Posted in 2022 Lent Devotions

Carrying a cross

“Mirror of the Passion” Lent devotion for March 26, 2022. Photo by Geralt on pixabay.

As they led him away, they seized one Simon of Cyrene, who was coming in from the country, and laid on him the cross, to carry it behind Jesus. (Luke 23:26)

It sounds like Simon had just gotten back to town when he’s forced to carry Jesus’ cross to the place of crucifixion. In the wrong place at the wrong time, he’s dragged into the passion of our Lord.

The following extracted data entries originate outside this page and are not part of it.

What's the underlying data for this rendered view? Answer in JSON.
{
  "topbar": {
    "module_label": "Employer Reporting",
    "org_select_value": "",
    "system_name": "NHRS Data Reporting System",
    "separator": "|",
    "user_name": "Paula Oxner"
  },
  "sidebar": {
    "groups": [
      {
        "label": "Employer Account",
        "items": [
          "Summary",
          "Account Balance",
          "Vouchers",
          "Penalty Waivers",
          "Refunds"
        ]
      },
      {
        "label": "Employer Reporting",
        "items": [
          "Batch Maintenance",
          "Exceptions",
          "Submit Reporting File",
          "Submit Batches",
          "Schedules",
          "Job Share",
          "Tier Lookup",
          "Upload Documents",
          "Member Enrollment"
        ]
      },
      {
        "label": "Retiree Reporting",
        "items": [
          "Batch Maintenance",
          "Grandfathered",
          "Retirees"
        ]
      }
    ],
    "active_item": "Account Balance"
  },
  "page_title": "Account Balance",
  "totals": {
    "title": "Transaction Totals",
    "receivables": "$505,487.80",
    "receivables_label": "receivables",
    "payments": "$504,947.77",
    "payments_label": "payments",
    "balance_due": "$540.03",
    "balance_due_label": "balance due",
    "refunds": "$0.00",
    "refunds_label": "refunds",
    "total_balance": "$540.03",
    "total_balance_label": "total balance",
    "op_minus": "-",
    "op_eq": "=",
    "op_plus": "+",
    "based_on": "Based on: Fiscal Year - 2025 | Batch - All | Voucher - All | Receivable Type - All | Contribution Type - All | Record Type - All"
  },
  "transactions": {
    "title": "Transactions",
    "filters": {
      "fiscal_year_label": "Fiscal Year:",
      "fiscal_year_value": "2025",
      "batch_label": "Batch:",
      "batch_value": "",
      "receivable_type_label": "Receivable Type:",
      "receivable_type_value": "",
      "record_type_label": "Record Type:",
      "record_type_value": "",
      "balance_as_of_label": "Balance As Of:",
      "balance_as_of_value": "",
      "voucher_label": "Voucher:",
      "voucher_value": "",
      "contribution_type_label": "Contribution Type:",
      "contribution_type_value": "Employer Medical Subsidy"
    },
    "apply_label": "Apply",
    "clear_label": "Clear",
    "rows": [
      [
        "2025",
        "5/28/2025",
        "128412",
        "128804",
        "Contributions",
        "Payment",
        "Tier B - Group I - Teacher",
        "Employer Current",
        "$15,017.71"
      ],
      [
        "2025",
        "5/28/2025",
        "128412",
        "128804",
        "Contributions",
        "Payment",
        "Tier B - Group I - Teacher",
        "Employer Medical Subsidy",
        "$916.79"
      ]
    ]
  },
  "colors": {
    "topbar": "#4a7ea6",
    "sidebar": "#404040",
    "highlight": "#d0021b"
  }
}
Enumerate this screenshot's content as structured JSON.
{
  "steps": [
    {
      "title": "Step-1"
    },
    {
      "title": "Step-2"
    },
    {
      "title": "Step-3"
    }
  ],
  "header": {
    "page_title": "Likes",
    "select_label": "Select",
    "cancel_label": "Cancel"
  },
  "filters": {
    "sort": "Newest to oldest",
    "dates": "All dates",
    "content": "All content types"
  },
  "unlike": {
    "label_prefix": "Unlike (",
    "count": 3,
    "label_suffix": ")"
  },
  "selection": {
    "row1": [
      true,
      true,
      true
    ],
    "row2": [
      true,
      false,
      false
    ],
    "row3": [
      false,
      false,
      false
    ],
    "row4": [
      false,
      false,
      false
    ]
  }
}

I wonder if Simon knew who Jesus was? Did he know what happened in the Jerusalem over the past few days? Would he be proud or ashamed to tell this story in the future? Did anyone know Simon and see him carrying Jesus’ cross? Did he have to explain what he was doing?

I wonder how much the cross weighed? Was it just the cross piece, kind of like carrying a four by four post. That’s got some weight to it. Or was it a whole cross, a couple of pieces of wood to drag the half mile to Golgotha? Was it new, unused wood? Or was it stained with the blood of those who had been crucified on it in the past? Were there already holes where the nails had been driven though hands and feet? I’v got so many questions.

On a few medical mission trips, members of our team got carried away when packing large suitcases filled with medication and hygiene items for the clinics. We often had to help each other drag multiple fifty pound duffles through airports, customs, and security checkpoints. Lifting that load into a car is one thing. Dragging it hundreds of yards is another!

When I read about Simon, I can help but think of Jesus’ words, “If anyone would come after me, let him deny himself and take up his cross daily and follow me” (Luke 9:23). Here he teaches that discipleship is not about what you’re going to get, but what you’re giving up. Ultimately, it means giving up your life to find it again in Christ. Treasure in heaven is hard to get hold of when your hands are full of the things of this life. Something has to give.

If Jesus came to visit, I’d pick him up at the airport. I would grab his suitcase from the baggage conveyor and pull it out to my car. If we went out to eat, I would pick up the tab.

Carrying his cross might not be so bad. When you think about it, Jesus carries my cross, with all my sin, guilt and shame. In exchange, I get to carry his, a source of grace and forgiveness. His cross is so much lighter!

Lord, I’m ready to let go and hold on. Amen.